Para jurista, a relação entre o Palácio do Planalto e o Supremo Tribunal Federal não necessita de harmonia, mas sim de uma “política mútua de contenção”

Por Thiago Bronzatto Materia seguir SEGUIR Materia seguir SEGUINDO Atualizado em 22 jun 2020, 16h46 - Publicado em 22 jun 2020, 14h08

Em períodos de crise, os embates entre os poderes costumam se aflorar. Nos Estados Unidos, durante a Grande Depressão, o então presidente americano Franklin Roosevelt bateu de frente com a Suprema Corte dos Estados Unidos, que derrubou leis do programa de recuperação econômica conhecido como New Deal. Após a sua reeleição, em 1936, Roosevelt decidiu contra-atacar: sugeriu adicionar um juiz para cada magistrado da Suprema Corte que tivesse mais de 70 anos de idade. A ideia era nomear membros que fossem mais alinhados com o governo do partido Democrata. Nove ministros recuaram e mudaram o entendimento, numa manobra que ficou conhecida como “a mudança em tempo de salvar nove”.

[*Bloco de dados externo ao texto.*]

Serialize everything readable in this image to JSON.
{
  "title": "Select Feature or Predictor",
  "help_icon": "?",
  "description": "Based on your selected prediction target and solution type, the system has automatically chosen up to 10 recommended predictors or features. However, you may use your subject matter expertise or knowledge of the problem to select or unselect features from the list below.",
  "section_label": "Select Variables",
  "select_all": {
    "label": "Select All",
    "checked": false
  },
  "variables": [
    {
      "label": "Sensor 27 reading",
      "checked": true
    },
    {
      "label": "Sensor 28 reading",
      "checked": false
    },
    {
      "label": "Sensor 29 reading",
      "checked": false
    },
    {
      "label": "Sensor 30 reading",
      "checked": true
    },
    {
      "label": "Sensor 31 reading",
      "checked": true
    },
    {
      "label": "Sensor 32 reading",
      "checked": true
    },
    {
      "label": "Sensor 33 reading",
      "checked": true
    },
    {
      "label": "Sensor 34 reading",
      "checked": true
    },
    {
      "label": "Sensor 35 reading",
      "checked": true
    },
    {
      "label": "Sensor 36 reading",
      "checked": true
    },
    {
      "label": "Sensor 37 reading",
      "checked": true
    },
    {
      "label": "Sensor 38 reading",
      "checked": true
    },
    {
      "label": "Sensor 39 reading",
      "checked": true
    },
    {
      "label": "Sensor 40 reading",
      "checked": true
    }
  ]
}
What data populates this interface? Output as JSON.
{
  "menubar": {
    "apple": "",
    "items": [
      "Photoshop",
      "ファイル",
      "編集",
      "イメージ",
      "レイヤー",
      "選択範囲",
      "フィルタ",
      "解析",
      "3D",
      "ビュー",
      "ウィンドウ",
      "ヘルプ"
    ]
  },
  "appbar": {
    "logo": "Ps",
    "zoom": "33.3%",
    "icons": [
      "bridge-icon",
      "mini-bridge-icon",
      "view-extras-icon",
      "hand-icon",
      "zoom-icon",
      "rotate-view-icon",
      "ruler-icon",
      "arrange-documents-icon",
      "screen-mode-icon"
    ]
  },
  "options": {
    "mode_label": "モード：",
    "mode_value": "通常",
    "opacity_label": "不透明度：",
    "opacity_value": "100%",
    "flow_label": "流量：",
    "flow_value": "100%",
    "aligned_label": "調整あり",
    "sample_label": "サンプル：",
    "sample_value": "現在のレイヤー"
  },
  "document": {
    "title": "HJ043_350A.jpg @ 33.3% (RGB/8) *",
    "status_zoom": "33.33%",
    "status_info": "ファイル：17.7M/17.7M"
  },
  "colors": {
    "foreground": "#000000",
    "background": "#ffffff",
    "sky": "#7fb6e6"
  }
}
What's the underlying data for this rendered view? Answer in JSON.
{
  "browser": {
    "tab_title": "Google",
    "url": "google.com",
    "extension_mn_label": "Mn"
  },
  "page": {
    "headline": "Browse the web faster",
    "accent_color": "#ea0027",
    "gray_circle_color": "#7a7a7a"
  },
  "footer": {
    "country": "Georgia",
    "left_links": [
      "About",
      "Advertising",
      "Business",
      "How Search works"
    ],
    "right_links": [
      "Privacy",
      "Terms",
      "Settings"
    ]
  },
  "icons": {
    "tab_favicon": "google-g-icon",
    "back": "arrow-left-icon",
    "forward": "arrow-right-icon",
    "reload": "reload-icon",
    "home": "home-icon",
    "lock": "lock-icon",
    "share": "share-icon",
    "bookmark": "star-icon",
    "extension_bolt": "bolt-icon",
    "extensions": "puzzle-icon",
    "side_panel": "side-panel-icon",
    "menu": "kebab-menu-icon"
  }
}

No Brasil, a Constituição  consolidou tanto a separação entre as instituições como a composição do Supremo Tribunal Federal  — o que impede qualquer interferências como a que aconteceu nos Estados Unidos. Por isso, os embates entre o Executivo e o STF não devem ser vistos com tanta histeria, segundo o jurista Joaquim Falcão, professor de Direito da Fundação Getúlio Vargas. Segundo ele, a tensão é natural e até  saudável para a democracia. “Precisamos ter uma tensão pacificada entre os poderes. Se um ganhar, acabou a democracia”, afirma Falcão.

Na visão do jurista, nas próximas semanas deverão ocorrer estratégias de autocontenção entre o Executivo e o Judiciário. “O Brasil precisa deixar um pouco hipóteses de lado e tratar da realidade”, diz ele. A seguir, os principais trechos desta entrevista.

CONFLITO ENTRE OS PODERES
Em uma democracia há conflitos entre pessoas, sociedades, grupos, partidos e instituições. A diferença é que a democracia tem um método pacífico para resolver conflitos. Não temos que ter medo de embates. Temos que assegurar que as divergências sejam resolvidas de forma pacífica. Na relação entre os poderes, não precisamos de harmonia. Precisamos de tensão pacificada entre os poderes, que está presente em toda a nossa história. Por isso, precisamos de uma política de mútua contenção. Ou seja, o Supremo diz para o Executivo: “Contenho você, mas não lhe derroto”. E o Executivo fala para o Supremo: “Contenho você, mas não lhe derroto”. Na política constitucional, não pode ter um derrotado e um vitorioso, porque aí acaba a democracia. O que precisamos é de uma permanente tensão pacificada. Se um ganhar, acabou a democracia. Nos Estados Unidos está ocorrendo o mesmo. O presidente americano Donald Trump mede forças com o Congresso o tempo todo, e o Congresso mede força com Trump. Na gestão Obama também foi assim. O processo eleitoral democrático, por exemplo, é um processo de tensão: não se sabe nunca quem vai ganhar. Isso ocorre o tempo todo em países da Europa como Espanha e Portugal e na América Latina. O importante é não fechar as portas para os sucessivos acordos. A democracia é feita com portas abertas.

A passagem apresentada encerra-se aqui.